Ein Verbot, das erst 90 Jahre später wieder aufgehoben wurde. Ist es also wirklich verwunderlich, dass Holzarchitektur in Misskredit geriet? Und will man angesichts aktueller Brandbilder eigentlich in einem Holzhochhaus wohnen?

Es besteht Forschungsbedarf

Keine Frage für Marius Nygaard. Der Professor an der Architektur- und Designhochschule in Oslo leitet ein Projekt, das die Möglichkeiten einer wachsenden Nutzung von Holz im städtischen Hausbau des Landes erforschen soll, in dem derzeit noch fast durchweg mit Mauerwerk, Stahl und Beton gebaut wird. Die Brandproblematik habe man mit Sprinkleranlagen, Brandalarm, avancierter Rauchventilation und dem Gebrauch dickerer Holzmaterialien mittlerweile gut im Griff, meint er. Jedenfalls was Holzhäuser mit bis zu acht Stockwerken angehe. So wie die in Ås, wo im Übrigen in einigen Wochen vier weitere Studentenwohnheime aus Massivholz – diesmal fünfstöckig – bezugsfertig werden.

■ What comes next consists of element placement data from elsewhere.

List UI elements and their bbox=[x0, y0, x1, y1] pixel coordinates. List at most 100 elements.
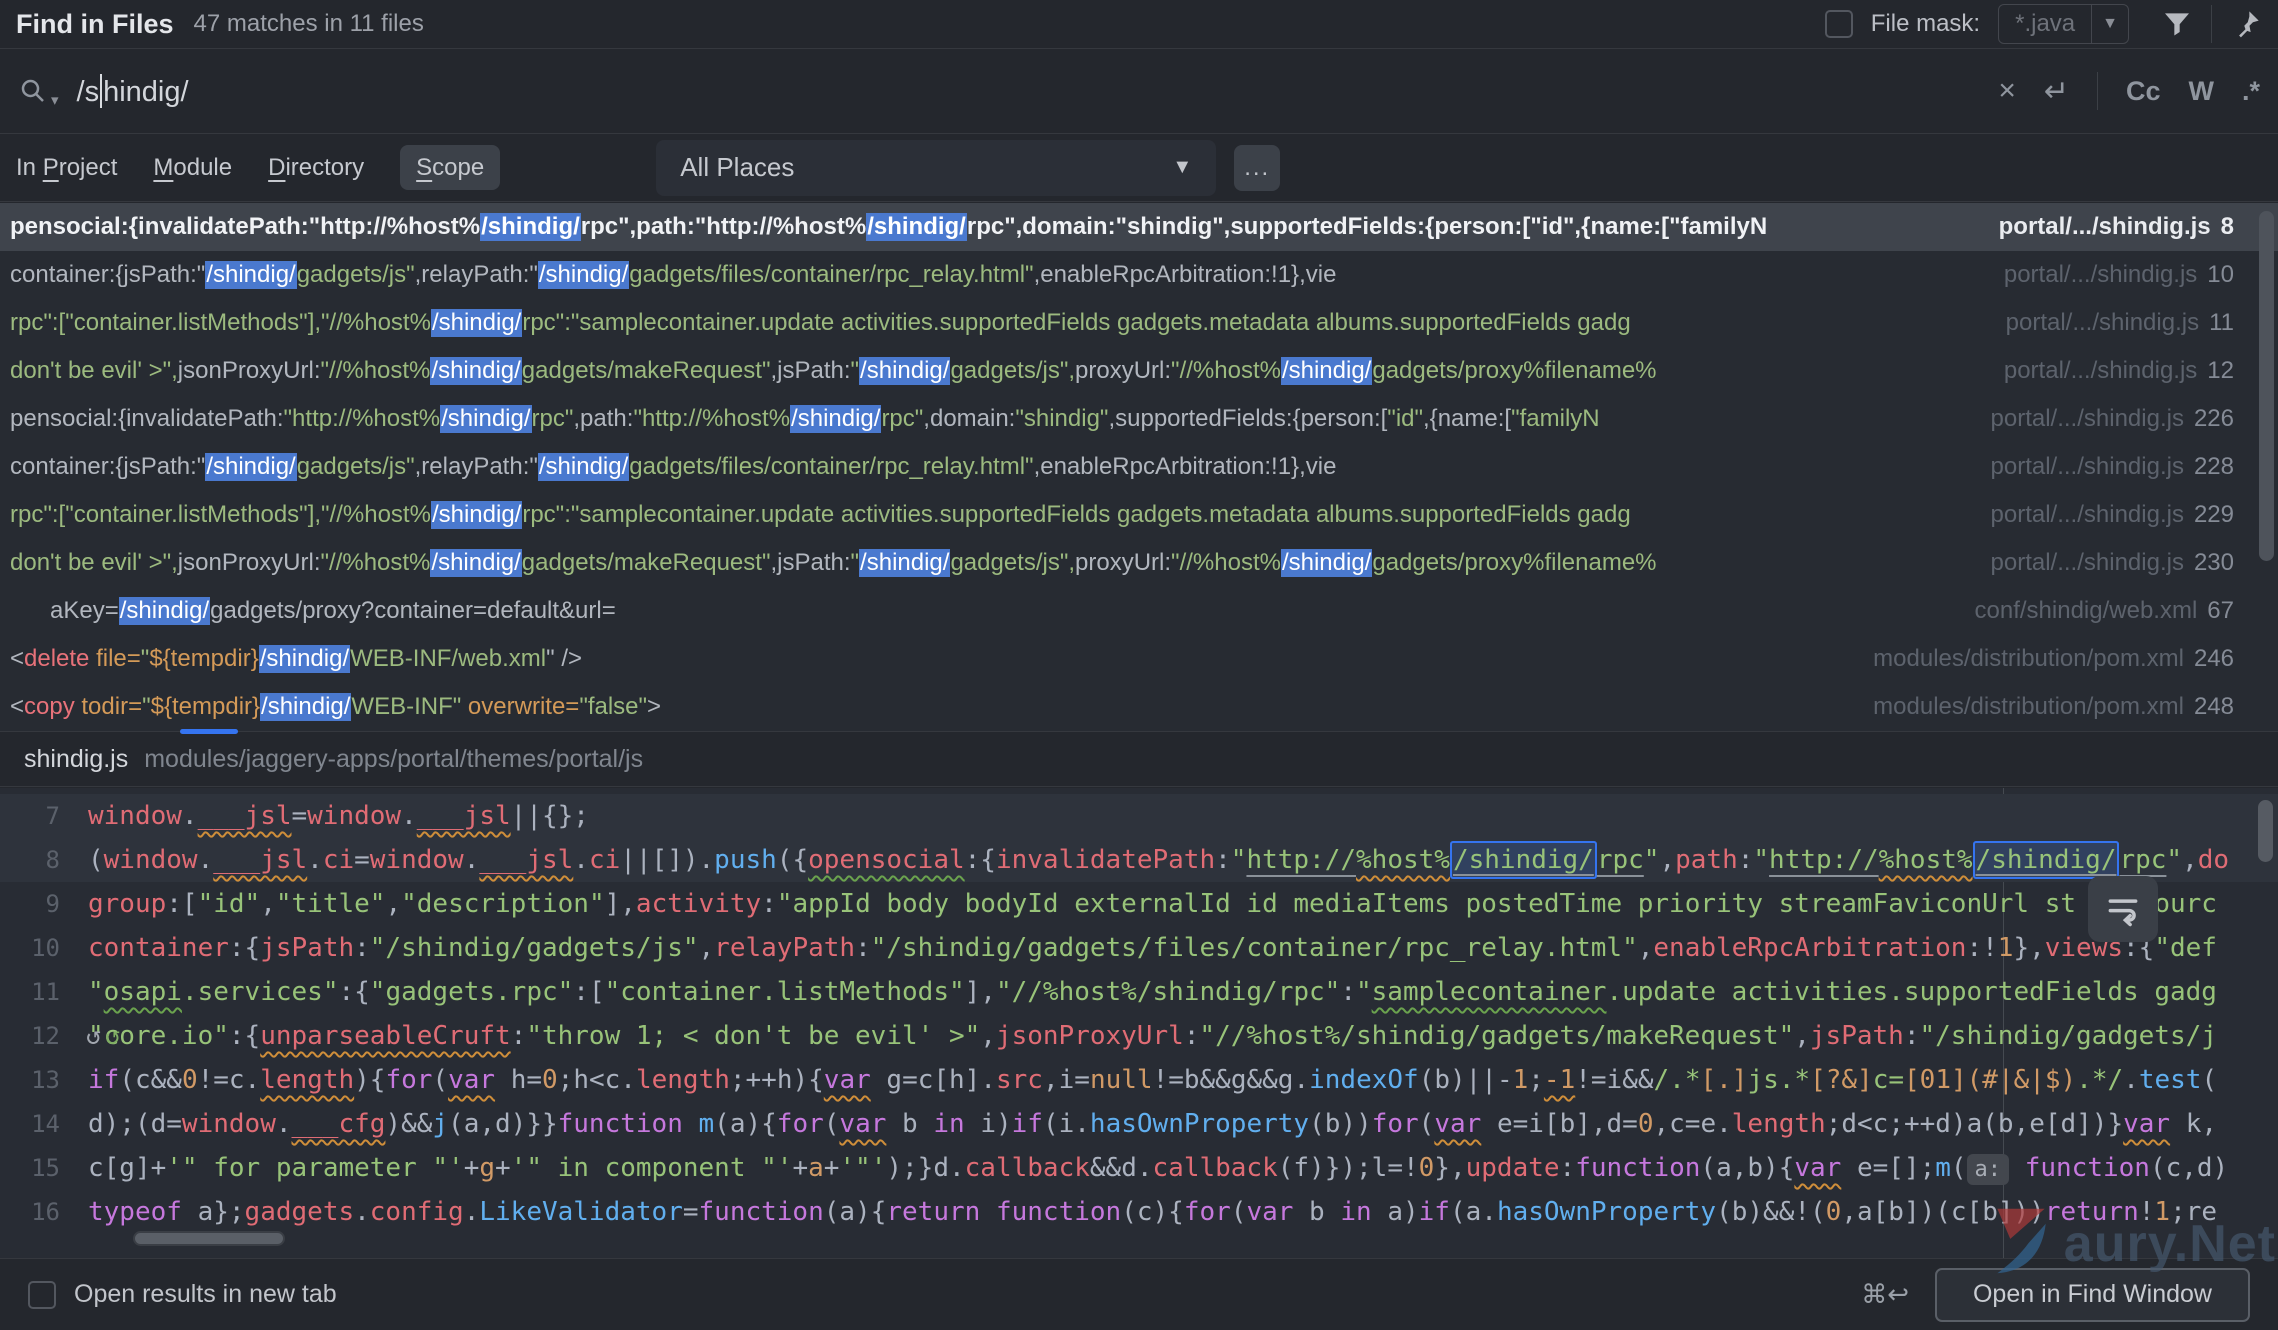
scope-tab-directory[interactable]: Directory bbox=[268, 154, 364, 181]
text-segment: for bbox=[1184, 1197, 1231, 1227]
text-segment: 1 bbox=[2154, 1197, 2170, 1227]
file-mask-combo[interactable]: *.java ▼ bbox=[1998, 4, 2129, 44]
text-segment: " bbox=[1356, 977, 1372, 1007]
result-row[interactable]: rpc":["container.listMethods"],"//%host%… bbox=[0, 299, 2278, 347]
search-icon[interactable]: ▾ bbox=[18, 76, 59, 106]
text-segment: b bbox=[1293, 1197, 1340, 1227]
result-line-number: 246 bbox=[2194, 645, 2234, 672]
result-row[interactable]: container:{jsPath:"/shindig/gadgets/js",… bbox=[0, 443, 2278, 491]
soft-wrap-icon[interactable] bbox=[2088, 876, 2158, 942]
result-location: portal/.../shindig.js229 bbox=[1971, 501, 2278, 529]
text-segment: . bbox=[198, 845, 214, 875]
result-line-number: 12 bbox=[2207, 357, 2234, 384]
code-text: window.___jsl=window.___jsl||{}; bbox=[88, 794, 2278, 838]
chevron-down-icon: ▼ bbox=[1172, 156, 1192, 179]
text-segment: &&d. bbox=[1090, 1153, 1153, 1183]
result-text: aKey=/shindig/gadgets/proxy?container=de… bbox=[10, 597, 1955, 625]
code-preview-editor[interactable]: 7window.___jsl=window.___jsl||{};8(windo… bbox=[0, 788, 2278, 1258]
text-segment: don't be evil' >", bbox=[10, 357, 178, 384]
text-segment: rpc" bbox=[532, 405, 574, 432]
divider bbox=[2097, 72, 2098, 110]
close-icon[interactable]: × bbox=[1998, 74, 2016, 108]
text-segment: ,i= bbox=[1043, 1065, 1090, 1095]
text-segment: var bbox=[2123, 1109, 2170, 1139]
text-segment: length bbox=[636, 1065, 730, 1095]
text-segment: . bbox=[573, 845, 589, 875]
text-segment: ( bbox=[88, 845, 104, 875]
text-segment: WEB-INF" bbox=[351, 693, 461, 720]
text-segment: 0 bbox=[1638, 1109, 1654, 1139]
text-segment: gadgets/proxy?container=default&url= bbox=[210, 597, 616, 624]
result-row[interactable]: pensocial:{invalidatePath:"http://%host%… bbox=[0, 395, 2278, 443]
result-line-number: 11 bbox=[2209, 309, 2234, 336]
results-scrollbar[interactable] bbox=[2259, 211, 2274, 561]
scope-tab-module[interactable]: Module bbox=[153, 154, 232, 181]
text-segment: "http://%host% bbox=[633, 405, 790, 432]
text-segment: ;h<c. bbox=[558, 1065, 636, 1095]
text-segment: = bbox=[292, 801, 308, 831]
find-in-files-dialog: Find in Files 47 matches in 11 files Fil… bbox=[0, 0, 2278, 1330]
text-segment bbox=[2009, 1153, 2025, 1183]
text-segment: test bbox=[2139, 1065, 2202, 1095]
text-segment: for bbox=[1372, 1109, 1419, 1139]
line-number: 16 bbox=[0, 1190, 88, 1234]
scope-tab-scope[interactable]: Scope bbox=[400, 145, 500, 190]
text-segment: ,jsPath: bbox=[770, 357, 850, 384]
text-segment: (i. bbox=[1043, 1109, 1090, 1139]
regex-toggle[interactable]: .* bbox=[2242, 76, 2260, 107]
more-scopes-button[interactable]: ... bbox=[1234, 145, 1280, 191]
splitter-handle[interactable] bbox=[180, 729, 238, 734]
text-segment: , bbox=[1638, 933, 1654, 963]
text-segment: ( bbox=[1951, 1153, 1967, 1183]
scope-select[interactable]: All Places ▼ bbox=[656, 140, 1216, 196]
newline-icon[interactable]: ↵ bbox=[2044, 74, 2069, 109]
text-segment: return bbox=[2045, 1197, 2139, 1227]
text-segment: function bbox=[2025, 1153, 2150, 1183]
result-location: portal/.../shindig.js12 bbox=[1984, 357, 2278, 385]
text-segment: "//%host% bbox=[1171, 357, 1281, 384]
match-case-toggle[interactable]: Cc bbox=[2126, 76, 2161, 107]
text-segment: g=c[h]. bbox=[871, 1065, 996, 1095]
text-segment: " bbox=[1231, 845, 1247, 875]
result-row[interactable]: container:{jsPath:"/shindig/gadgets/js",… bbox=[0, 251, 2278, 299]
text-segment: "//%host%/shindig/gadgets/makeRequest" bbox=[1199, 1021, 1794, 1051]
text-segment: + bbox=[495, 1153, 511, 1183]
code-line: 15c[g]+'" for parameter "'+g+'" in compo… bbox=[0, 1146, 2278, 1190]
scope-tab-in-project[interactable]: In Project bbox=[16, 154, 117, 181]
line-number: 14 bbox=[0, 1102, 88, 1146]
result-row[interactable]: don't be evil' >",jsonProxyUrl:"//%host%… bbox=[0, 539, 2278, 587]
result-line-number: 230 bbox=[2194, 549, 2234, 576]
filter-icon[interactable] bbox=[2161, 8, 2193, 40]
text-segment: http:// bbox=[1769, 845, 1879, 875]
editor-scrollbar[interactable] bbox=[2258, 800, 2273, 862]
result-row[interactable]: <copy todir="${tempdir}/shindig/WEB-INF"… bbox=[0, 683, 2278, 731]
words-toggle[interactable]: W bbox=[2189, 76, 2214, 107]
text-segment: length bbox=[1732, 1109, 1826, 1139]
text-segment: ], bbox=[605, 889, 636, 919]
result-row[interactable]: <delete file="${tempdir}/shindig/WEB-INF… bbox=[0, 635, 2278, 683]
result-row[interactable]: pensocial:{invalidatePath:"http://%host%… bbox=[0, 203, 2278, 251]
text-segment: "gadgets.rpc" bbox=[370, 977, 574, 1007]
chevron-down-icon[interactable]: ▼ bbox=[2091, 5, 2128, 43]
text-segment: -1 bbox=[1544, 1065, 1575, 1095]
editor-horizontal-scrollbar[interactable] bbox=[133, 1231, 285, 1246]
text-segment: :! bbox=[1966, 933, 1997, 963]
text-segment: var bbox=[839, 1109, 886, 1139]
pin-icon[interactable] bbox=[2230, 8, 2262, 40]
result-row[interactable]: aKey=/shindig/gadgets/proxy?container=de… bbox=[0, 587, 2278, 635]
text-segment: (c){ bbox=[1121, 1197, 1184, 1227]
text-segment: (c&& bbox=[119, 1065, 182, 1095]
open-in-new-tab-checkbox[interactable] bbox=[28, 1281, 56, 1309]
result-row[interactable]: rpc":["container.listMethods"],"//%host%… bbox=[0, 491, 2278, 539]
result-row[interactable]: don't be evil' >",jsonProxyUrl:"//%host%… bbox=[0, 347, 2278, 395]
text-segment: "/shindig/gadgets/files/container/rpc_re… bbox=[871, 933, 1638, 963]
result-file-path: portal/.../shindig.js bbox=[1991, 453, 2184, 480]
open-in-find-window-button[interactable]: Open in Find Window bbox=[1935, 1268, 2250, 1322]
text-segment: a}; bbox=[182, 1197, 245, 1227]
file-mask-checkbox[interactable] bbox=[1825, 10, 1853, 38]
recursive-call-icon[interactable]: ↺↺ bbox=[86, 1014, 120, 1058]
preview-header: shindig.js modules/jaggery-apps/portal/t… bbox=[0, 731, 2278, 787]
text-segment: a bbox=[808, 1153, 824, 1183]
search-input[interactable]: /shindig/ bbox=[77, 74, 189, 109]
scope-tabs: In ProjectModuleDirectoryScope bbox=[16, 154, 536, 182]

Noch ist es allerdings nicht Norwegen, sondern Schweden, das sich zu einem Vorreiter des Holzbaus entwickelt hat und wo nun 12 Prozent aller mehrgeschössigen Neubauten auf der Basis von Holzkonstruktionen errichtet werden. Dort ist auch ein Rekordbau geplant: In Stockholms Innenstadt soll ein spektakulärer 100 Meter hoher Holzwohnturm mit 34 Etagen bis 2023 verwirklicht sein.

Mitmischen will Norwegen bei Rekorden aber schon: Im westnorwegischen Bergen soll der derzeit von zwei zehnstöckigen Holzhäusern in Melbourne gehaltene Höhenweltrekord 2015 mit einem Holzhochhaus von 45 Metern und mit 14 Stockwerken gebrochen werden.